这段话的大致意思就是：互联网数据十分巨大，如今每天大约有1百万的网页访问增加量，并且增长十分迅速。而这些访问的信息可能给我们提供许多有用的信息并且用来制定相应的决策，并且传统的搜索信息的方法并不是十分高效，于是后来一个神奇的数据结构，称为“Web Access Pattern Tree”（简称WAP-Tree）被人们提出来了。显然，它具有更优秀的性质，并比以往的方法要更快。

后来在实现WAP-Tree的算法的过程中，人们发现WAP-Tree在搜索频繁项的过程中还可以更进一步的优化，于是人们将它改进后成为“Pre-Order Linked WAP-Tree”（简称PLWAP-Tree），具体内容我们会在下面陈述。

WAP-Tree

首先给出伪代码

树的构建：

A. Algorithm 2 (Doubly Linked Tree Construction)

Input: A Web access sequence database WAS and a set of all possible events E.

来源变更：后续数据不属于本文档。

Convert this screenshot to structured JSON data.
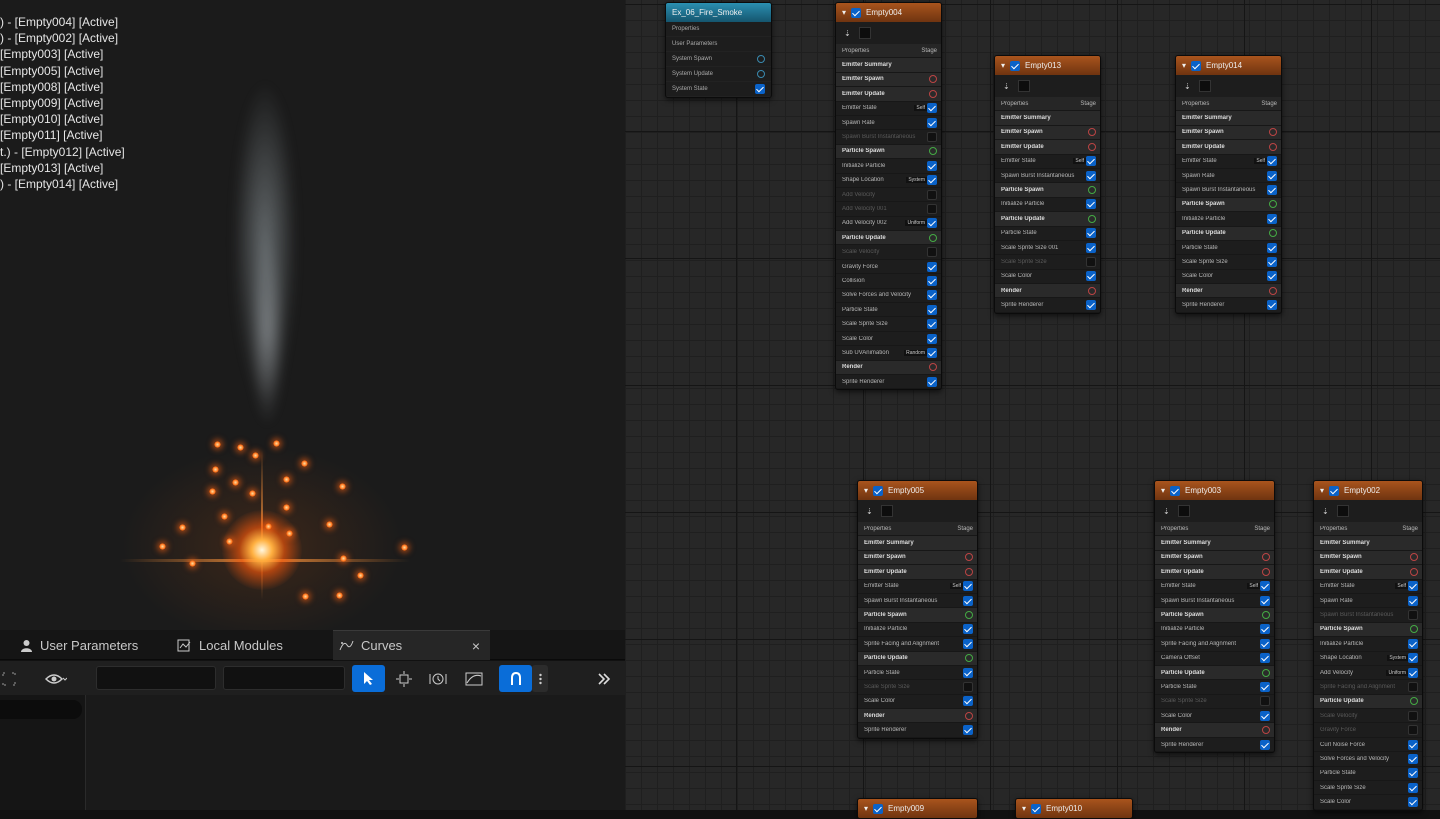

Output: A doubly linked tree T.

Method:

Scan 1:

1. For each access sequence S of the WAS

	1.1. For each event in E

		1.1.1. For each event of an access sequence of WAS. If selected event of access sequence is equal to selected event of E then

		a. event count = event count + 1

		b. continue with the next event in E.

2. For each event in E if event qualify the threshold add that event in the set of frequent event FE.

Scan 2:

1. Create a root node for T

2. For each access sequence S in the access sequence database WAS do

	(a) Extract frequent subsequence S’ from S by removing all events appearing in S but not in FE. Let S' = s1s2….sn , where si (1≤ i ≤ n) are events in S’. Let current node is a pointer that is currently pointing to the root of T.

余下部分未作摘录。